Calculate linear footage of eaves. Multiply by the coverage width of the product (typically 3 feet or 4.5 feet) and convert to sq ft, then to squares. Most codes require 2 full rows at eaves (covers 6 feet above the exterior wall line), plus all valleys full coverage.

1 roll (typically 75 sq ft) covers about 0.75 squares. Calculate eave length + valley length, apply coverage math.

Price: $60–$120 per roll depending on product.

Starter Strip

Measure linear footage of eaves + rakes. 1 bundle covers approximately 100–105 linear feet. Round up.

Price: $30–$50 per bundle.

Ridge Cap Shingles

Measure linear footage of ridge, hip, and (if applicable) rake ridge. 1 bundle covers 33–35 linear feet depending on the product.

Price: $50–$90 per bundle.

Drip Edge

Measure linear footage of eaves + rakes. Standard aluminum drip edge comes in 10.5-foot sticks. Divide total linear feet by 10, round up for stick count.

Price: $1.00–$2.50 per linear foot (varies by style and gauge).

Pipe Boots

Count plumbing vents and other pipe penetrations on the roof. Each gets a new boot. Standard sizes: 1.5", 2", 3", 4". Order to match the actual pipe sizes.

Price: $8–$25 per boot.

Step and Counter Flashing

For chimneys, dormers, or walls: measure the perimeter of the flashing interface. Provide step flashing (for the shingle course interface) and counter flashing (for the wall side). Both are typically aluminum, lead, or copper.

Price varies widely; budget $100–$300 for a standard chimney flashing set.

Valley Metal (if using open valley)

Measure valley lengths. W-valley metal comes in 10-foot lengths.
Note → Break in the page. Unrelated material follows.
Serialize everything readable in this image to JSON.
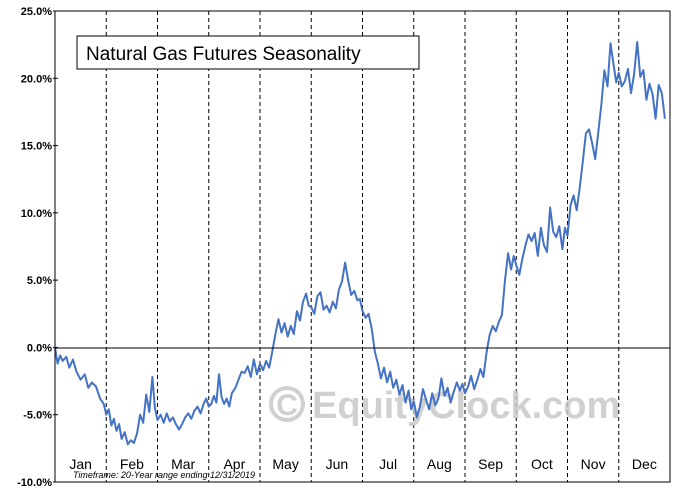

Price: $15–$25 per 10-foot section.

Roofing Nails

Standard nailing: 1 box of 1-3/4" or 2" coil nails per 10 squares with a nail gun. Hand nailing takes more boxes. For ridge cap, a separate box of longer nails (2.5") is needed.

Roof Deck Ventilation

If replacing ridge vent: measure ridge linear footage. Ridge vent comes in 4-foot sections; calculate count.

Disposal and Logistics

Don't forget:

  • Dumpster: 1 layer of shingles on a 25-square house = approximately 1.5–2 tons. A 10-yard dumpster handles most residential tear-offs. 2 layers = 2–3 tons; you may need a 15-yard or two loads.
  • Magnetic nail sweep: 1 per job. Include in job setup cost.
  • Delivery charges: Many suppliers charge for delivery, especially for large orders. Build this into your material cost.

Build a Running Price List

Material prices change — sometimes significantly. Shingles spiked 20–40% between 2021 and 2023. Current prices may be different by the time you read this.

Build a running price list from your primary supplier and update it at minimum quarterly. If you use roofing estimating software, update the pricing in the product database when you get your supplier price sheet. An estimate built on 6-month-old prices can cost you real margin.

Tracking Actual vs Estimated Material Cost

Your takeoff is an estimate. What you actually order, what gets used, and what gets returned or written off is the actual. The gap between estimated and actual material cost is where margin leaks happen.

Track this gap on every job. If you're consistently estimating 26 squares and returning 2 squares of shingles, your waste factor is too high and you're overcharging customers. If you're regularly running short and making emergency supplier trips, your waste factor is too low and you're paying more per job in extra delivery charges and labor time.

After 10–15 jobs tracked, you'll know exactly how accurate your takeoffs are and where to adjust. That calibration is worth more than any generic rule of thumb.